Over the course of that month and a half, I made nearly two thousand putting attempts. I varied my distances from ten to thirty feet. I even borrowed heavily from the guys over at Disc Golf Putt Heads. They published an awesome post containing several putting games that you can use for improving your putting skills. I used a variation on the solo ladder and the gauntlet games the most.
The solo ladder game I changed the distances used. I started from five steps from the basket, and after each made putt, I took a step backwards. For the gauntlet, I would sometimes randomly place the putters on the ground and sometimes set them in a straight line. I would not go as fast as possible since I was usually wearing dress clothes. The ladder game was the most challenging as I was not used to putting successfully from longer distances.
Flipping the Switch
Something happened during all that practice. I was suddenly hitting my putts at any distance. While not one hundred percent, minus any strong wind, chains and basket were rattling. That first tournament was coming up fast and my putting confidence had soaring.
When that tournament came around, I had never played the course until the day before. I got in a partial round from the long tees with a few guys from my local club who were playing the tourney as well. The tournament day came, and the novice division I played in put in two rounds from the short tees. All of that putting practice paid off at the tournament.
While the first round was a poor seven over par, it was not the result of poor putting. Those pesky trees hurt me more than anything. The second round was a different story. While my driving was still not the best, my putting more than made up for it, helping me card my first ever under par round at 1 under for the round.
Since that tournament on October 17th, I had not played a single hole of disc golf until November 13th. On a rare day off from my new job, I went to my local course for a round. The first two holes were played solo, and I joined a threesome ahead of me on the third hole.

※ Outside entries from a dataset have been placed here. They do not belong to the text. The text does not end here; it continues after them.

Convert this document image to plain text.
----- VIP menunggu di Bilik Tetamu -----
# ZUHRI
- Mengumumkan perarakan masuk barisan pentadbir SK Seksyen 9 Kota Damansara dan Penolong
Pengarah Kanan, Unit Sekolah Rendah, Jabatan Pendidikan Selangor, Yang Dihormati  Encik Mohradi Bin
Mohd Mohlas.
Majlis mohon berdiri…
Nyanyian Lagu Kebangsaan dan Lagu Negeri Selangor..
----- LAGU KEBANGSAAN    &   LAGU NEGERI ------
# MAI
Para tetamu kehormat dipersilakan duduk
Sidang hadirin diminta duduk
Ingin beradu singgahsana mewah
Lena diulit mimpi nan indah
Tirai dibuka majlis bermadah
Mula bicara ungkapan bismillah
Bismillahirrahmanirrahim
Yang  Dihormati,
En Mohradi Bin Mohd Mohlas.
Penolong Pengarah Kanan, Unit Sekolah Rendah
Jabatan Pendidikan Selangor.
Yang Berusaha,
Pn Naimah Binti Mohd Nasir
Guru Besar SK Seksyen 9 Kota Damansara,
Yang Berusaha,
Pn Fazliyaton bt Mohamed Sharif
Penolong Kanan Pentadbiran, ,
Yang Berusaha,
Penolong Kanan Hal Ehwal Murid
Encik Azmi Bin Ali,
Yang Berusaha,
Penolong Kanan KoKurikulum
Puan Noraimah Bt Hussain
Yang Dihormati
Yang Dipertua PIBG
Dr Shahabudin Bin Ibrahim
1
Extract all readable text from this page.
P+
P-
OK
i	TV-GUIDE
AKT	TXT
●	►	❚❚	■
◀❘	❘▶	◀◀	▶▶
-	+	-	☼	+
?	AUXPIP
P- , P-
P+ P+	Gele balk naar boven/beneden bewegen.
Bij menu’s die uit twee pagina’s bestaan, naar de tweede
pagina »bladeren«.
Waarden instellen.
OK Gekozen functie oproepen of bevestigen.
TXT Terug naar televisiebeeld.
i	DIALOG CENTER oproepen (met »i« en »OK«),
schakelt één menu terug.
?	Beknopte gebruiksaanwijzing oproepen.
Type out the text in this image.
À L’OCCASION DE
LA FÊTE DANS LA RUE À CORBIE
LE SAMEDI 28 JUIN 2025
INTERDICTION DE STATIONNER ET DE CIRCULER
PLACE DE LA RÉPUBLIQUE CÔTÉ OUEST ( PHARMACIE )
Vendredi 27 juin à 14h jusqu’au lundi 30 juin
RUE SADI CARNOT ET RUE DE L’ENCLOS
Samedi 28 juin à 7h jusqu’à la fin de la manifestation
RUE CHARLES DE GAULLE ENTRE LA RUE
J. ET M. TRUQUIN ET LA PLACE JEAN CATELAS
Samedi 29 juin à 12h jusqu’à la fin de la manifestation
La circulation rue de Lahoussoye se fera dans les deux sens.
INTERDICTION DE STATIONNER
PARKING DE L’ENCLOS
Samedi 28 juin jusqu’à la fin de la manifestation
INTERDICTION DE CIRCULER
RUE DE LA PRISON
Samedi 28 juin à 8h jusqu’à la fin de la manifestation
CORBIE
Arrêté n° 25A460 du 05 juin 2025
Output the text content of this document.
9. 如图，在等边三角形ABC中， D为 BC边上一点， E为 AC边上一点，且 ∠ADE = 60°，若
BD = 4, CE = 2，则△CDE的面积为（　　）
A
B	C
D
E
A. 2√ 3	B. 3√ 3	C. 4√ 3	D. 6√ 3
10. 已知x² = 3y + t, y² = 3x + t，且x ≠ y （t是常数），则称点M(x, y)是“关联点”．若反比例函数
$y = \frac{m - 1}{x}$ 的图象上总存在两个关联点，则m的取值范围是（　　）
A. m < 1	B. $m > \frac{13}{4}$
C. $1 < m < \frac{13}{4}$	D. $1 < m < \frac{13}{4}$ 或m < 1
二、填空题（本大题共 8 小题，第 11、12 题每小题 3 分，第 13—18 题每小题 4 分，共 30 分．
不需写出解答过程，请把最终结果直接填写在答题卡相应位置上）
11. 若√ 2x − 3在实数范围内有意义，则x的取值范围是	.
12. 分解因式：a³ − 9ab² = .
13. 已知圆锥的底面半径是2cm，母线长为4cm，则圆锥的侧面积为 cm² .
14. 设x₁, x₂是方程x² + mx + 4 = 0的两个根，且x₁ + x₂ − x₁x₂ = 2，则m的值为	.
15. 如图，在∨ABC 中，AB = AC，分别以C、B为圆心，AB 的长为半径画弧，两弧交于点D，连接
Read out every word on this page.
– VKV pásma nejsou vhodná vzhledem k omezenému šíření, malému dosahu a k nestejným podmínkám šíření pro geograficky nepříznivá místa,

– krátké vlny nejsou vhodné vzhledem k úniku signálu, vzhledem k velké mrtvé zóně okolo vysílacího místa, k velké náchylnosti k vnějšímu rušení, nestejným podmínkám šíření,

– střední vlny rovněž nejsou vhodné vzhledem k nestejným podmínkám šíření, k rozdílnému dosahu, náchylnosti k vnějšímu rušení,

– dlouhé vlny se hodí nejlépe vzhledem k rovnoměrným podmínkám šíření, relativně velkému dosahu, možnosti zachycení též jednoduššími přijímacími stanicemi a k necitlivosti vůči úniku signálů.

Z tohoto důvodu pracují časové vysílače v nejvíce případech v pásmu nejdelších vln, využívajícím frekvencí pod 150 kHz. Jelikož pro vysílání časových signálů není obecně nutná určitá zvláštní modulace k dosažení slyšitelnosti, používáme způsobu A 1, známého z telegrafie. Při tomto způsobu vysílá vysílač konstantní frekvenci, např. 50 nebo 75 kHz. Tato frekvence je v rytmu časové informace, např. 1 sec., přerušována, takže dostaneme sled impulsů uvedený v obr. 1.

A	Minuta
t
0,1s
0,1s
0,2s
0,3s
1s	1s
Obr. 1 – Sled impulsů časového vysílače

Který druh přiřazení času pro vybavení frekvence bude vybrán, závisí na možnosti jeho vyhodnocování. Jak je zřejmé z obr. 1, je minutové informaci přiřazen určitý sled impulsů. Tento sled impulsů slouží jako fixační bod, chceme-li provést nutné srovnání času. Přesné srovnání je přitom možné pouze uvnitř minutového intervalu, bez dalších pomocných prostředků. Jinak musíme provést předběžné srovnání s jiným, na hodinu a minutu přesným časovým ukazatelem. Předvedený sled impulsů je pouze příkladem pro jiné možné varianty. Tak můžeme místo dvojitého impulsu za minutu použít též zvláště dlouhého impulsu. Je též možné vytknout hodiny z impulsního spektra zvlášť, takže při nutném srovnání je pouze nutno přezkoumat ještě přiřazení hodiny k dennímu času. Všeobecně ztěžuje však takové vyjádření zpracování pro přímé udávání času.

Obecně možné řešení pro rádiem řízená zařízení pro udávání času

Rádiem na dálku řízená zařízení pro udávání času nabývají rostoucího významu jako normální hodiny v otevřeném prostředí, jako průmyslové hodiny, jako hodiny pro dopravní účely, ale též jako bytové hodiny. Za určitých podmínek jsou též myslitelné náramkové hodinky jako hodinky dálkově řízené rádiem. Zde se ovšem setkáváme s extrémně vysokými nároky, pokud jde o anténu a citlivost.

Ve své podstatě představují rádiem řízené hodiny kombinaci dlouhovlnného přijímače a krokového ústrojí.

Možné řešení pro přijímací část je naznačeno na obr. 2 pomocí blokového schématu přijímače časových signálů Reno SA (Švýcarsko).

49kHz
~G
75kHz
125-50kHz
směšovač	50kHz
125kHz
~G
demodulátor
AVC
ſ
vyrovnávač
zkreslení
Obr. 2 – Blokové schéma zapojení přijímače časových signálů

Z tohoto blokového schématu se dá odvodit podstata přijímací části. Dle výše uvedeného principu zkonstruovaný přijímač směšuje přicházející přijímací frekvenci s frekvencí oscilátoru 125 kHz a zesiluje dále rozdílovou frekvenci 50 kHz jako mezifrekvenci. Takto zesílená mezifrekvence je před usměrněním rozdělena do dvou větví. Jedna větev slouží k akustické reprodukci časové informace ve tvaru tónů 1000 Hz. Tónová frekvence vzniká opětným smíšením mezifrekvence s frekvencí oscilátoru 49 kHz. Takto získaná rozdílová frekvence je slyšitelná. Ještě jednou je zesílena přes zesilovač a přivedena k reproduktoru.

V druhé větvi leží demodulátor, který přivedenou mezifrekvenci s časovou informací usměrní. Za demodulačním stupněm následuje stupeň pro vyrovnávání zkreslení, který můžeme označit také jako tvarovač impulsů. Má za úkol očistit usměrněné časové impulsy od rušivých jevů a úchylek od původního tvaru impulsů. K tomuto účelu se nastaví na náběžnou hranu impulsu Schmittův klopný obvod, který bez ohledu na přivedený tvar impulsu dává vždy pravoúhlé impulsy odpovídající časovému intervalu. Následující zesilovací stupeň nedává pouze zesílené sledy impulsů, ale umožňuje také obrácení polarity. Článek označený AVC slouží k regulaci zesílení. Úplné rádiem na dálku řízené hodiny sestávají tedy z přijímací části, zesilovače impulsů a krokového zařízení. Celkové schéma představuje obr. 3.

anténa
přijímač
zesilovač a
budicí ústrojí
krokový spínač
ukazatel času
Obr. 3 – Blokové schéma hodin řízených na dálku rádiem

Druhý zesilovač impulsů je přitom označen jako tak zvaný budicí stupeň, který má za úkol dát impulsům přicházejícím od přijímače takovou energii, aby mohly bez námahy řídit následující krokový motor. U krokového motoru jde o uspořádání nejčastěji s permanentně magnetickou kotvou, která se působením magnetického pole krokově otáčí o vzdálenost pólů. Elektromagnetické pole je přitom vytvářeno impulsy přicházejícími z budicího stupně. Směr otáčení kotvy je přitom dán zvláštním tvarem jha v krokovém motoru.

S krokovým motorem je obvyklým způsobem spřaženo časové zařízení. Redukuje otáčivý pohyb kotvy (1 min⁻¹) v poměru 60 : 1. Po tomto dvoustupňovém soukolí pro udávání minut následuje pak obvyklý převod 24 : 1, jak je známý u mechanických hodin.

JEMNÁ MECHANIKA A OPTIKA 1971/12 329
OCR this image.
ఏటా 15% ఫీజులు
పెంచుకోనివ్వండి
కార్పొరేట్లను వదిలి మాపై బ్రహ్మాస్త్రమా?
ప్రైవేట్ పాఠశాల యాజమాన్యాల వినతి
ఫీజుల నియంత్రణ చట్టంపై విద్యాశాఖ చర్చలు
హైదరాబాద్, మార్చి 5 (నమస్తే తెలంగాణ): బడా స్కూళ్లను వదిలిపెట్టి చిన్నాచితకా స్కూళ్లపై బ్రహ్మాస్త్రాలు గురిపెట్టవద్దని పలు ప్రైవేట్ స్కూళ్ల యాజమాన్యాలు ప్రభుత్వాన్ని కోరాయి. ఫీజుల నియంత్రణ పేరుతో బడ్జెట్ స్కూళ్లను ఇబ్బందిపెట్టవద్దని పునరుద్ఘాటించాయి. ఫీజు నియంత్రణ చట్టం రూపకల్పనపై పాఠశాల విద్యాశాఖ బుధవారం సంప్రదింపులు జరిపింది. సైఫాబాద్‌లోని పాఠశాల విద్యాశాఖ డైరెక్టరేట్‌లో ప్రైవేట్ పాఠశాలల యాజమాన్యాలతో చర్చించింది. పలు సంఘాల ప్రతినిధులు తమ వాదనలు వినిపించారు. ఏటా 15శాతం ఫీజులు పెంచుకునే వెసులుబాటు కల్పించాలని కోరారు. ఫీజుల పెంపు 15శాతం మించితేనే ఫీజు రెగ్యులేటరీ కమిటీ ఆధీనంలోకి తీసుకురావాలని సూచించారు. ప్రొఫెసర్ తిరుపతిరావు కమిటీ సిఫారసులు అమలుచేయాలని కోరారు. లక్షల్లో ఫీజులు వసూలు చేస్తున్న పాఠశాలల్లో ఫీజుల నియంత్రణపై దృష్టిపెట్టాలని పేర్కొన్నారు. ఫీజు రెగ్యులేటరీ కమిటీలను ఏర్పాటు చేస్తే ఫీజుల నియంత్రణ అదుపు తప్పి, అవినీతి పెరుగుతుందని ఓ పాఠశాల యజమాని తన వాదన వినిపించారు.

I ended up only being four over when we got to the 17th hole. This was due to some good putting helping me par a hole when it could have easily been a lot worse. High winds on the last two holes forced some mistakes, and I ended up seven over for the round. A personal best at my local course.
All of those practice putts made a significant impact on my game. No longer do I fear the aftermath of an attempted putt. Now my efforts shall shift to getting more consistent off the tee. I’m still working on those forehand rollers.